I also need a little connector which got ripped off in the incident. It is ridiculously expensive – the best I found online was $32 which is just stupid considering its the size of a coke bottle top. I expect it is manufactured in Taiwan and the original manufacturer gets something less than a dollar for it.
This morning I started phoning local Ford dealers to see if I could shop locally. I phoned Preeceville first but they didn’t even have a message on their phone. After about 10 rings I concluded that they likely weren’t open on weekends so I called Yorkton. The nice man in parts took an incredibly long time to come up with a price considering that I gave him two genuine Ford part numbers. Google or eBay will turn those part numbers into a price in less than 30 seconds but it took Dennis in Yorkton a couple of minutes before he came back with a price. He wanted a mere $65 for the electrical connector. And over $700 for the canister. I asked him if those prices were negotiable and – while he did offer a slight discount – his idea of negotiable and my idea didn’t exactly mesh.
Now I don’t expect that local dealers will be equally priced with online retailers. I’m perfectly willing to pay a premium to deal locally. I’m not however willing to pay double and if the truth be known its not so much a percentage as an absolute amount that forms my barrier to dealing locally. I’ll pay $50 to $100 for the “privilege” of dealing locally but no more and I’m not really sure why its worth any premium at all.

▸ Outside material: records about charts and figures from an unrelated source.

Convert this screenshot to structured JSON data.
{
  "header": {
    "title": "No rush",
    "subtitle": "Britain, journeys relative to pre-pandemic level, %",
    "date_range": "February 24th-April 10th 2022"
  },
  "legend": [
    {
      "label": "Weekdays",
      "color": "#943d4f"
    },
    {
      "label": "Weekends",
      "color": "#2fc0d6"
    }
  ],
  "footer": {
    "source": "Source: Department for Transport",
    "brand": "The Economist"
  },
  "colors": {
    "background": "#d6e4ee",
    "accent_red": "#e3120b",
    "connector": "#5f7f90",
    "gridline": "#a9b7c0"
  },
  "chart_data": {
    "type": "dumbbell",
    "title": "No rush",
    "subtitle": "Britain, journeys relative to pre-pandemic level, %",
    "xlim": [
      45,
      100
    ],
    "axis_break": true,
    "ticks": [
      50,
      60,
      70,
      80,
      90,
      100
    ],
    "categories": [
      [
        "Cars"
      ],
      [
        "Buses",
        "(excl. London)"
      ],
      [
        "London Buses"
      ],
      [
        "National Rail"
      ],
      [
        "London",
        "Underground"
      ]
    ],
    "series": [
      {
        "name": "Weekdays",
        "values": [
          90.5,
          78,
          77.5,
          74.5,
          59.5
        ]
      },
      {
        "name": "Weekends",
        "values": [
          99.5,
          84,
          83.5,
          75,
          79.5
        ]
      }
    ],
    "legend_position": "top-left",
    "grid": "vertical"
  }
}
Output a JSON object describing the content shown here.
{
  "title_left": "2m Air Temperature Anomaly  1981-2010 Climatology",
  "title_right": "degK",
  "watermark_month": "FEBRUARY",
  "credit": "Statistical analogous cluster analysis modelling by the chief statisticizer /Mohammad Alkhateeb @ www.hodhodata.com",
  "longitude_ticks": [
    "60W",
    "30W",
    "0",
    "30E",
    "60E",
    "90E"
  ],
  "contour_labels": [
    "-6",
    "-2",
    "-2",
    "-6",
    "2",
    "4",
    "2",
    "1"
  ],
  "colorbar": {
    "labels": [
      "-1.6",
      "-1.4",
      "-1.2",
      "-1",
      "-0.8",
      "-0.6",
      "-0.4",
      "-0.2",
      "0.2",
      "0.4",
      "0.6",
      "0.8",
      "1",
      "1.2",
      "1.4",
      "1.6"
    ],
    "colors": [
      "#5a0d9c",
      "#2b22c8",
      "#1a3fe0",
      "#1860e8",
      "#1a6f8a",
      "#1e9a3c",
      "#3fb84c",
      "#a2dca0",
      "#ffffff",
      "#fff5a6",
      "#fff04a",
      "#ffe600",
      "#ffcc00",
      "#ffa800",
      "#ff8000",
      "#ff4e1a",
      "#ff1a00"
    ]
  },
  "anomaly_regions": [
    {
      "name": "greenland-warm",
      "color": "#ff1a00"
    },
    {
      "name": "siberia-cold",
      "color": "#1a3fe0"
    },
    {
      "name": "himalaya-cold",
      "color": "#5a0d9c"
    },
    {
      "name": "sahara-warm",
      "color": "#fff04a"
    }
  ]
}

If the local retailer stocked anything then I could justify paying extra for quick access to the parts. The simple fact now is that nobody stocks jack shit locally. So the online timeline may be the same or at worst only a few days longer than the local timeline. There’s also the matter of professional advice and support but again, I’m not so sure the local person is better. All too often I’ve gone up to parts counters and had the idiot on the other side of the counter tell me I didn’t know what I was talking about or that I didn’t actually want what I said I wanted. Just yesterday I was forced into NAPA in Melfort where the old bat at the counter told me they didn’t have any panel mount volt meters. I said “come on, you must have oil pressure gauges and voltage meters somewhere”. She wandered over to the aisle that I hadn’t made it to yet and said “see, we don’t have one”. I reached out and pulled the volt meter off the wall in front of her, pointed out where it clearly said “Volt Meter” on the packaging and then had to listen to her blather about how she thought I wanted something different. That kind of experience happens all too often and I don’t appreciate having to work hard get around someone who presumably is there to help me. So I’m not sure why I would willingly pay any premium at all for “local” access to parts. The fact remains that I will pay more but increasingly I don’t.
Since I had an order coming from Tasca Parts I ordered the intermediate steering shaft at the same time. There’s two u-joints in the steering column on the Lincoln, one up under your knees and the other exposed to the elements right next to the exhaust manifold. Guess which one dries out and fails first? I’ve squirted grease into it with a grease needle a couple of times now but that’s only postponing the inevitable. It doesn’t sound like its very hard to change – one online mechanic says it took him less time than an oil change. 139 bux from Tasca – I wonder what the local stealerships would think it might be worth if I let them sell it to me and install it?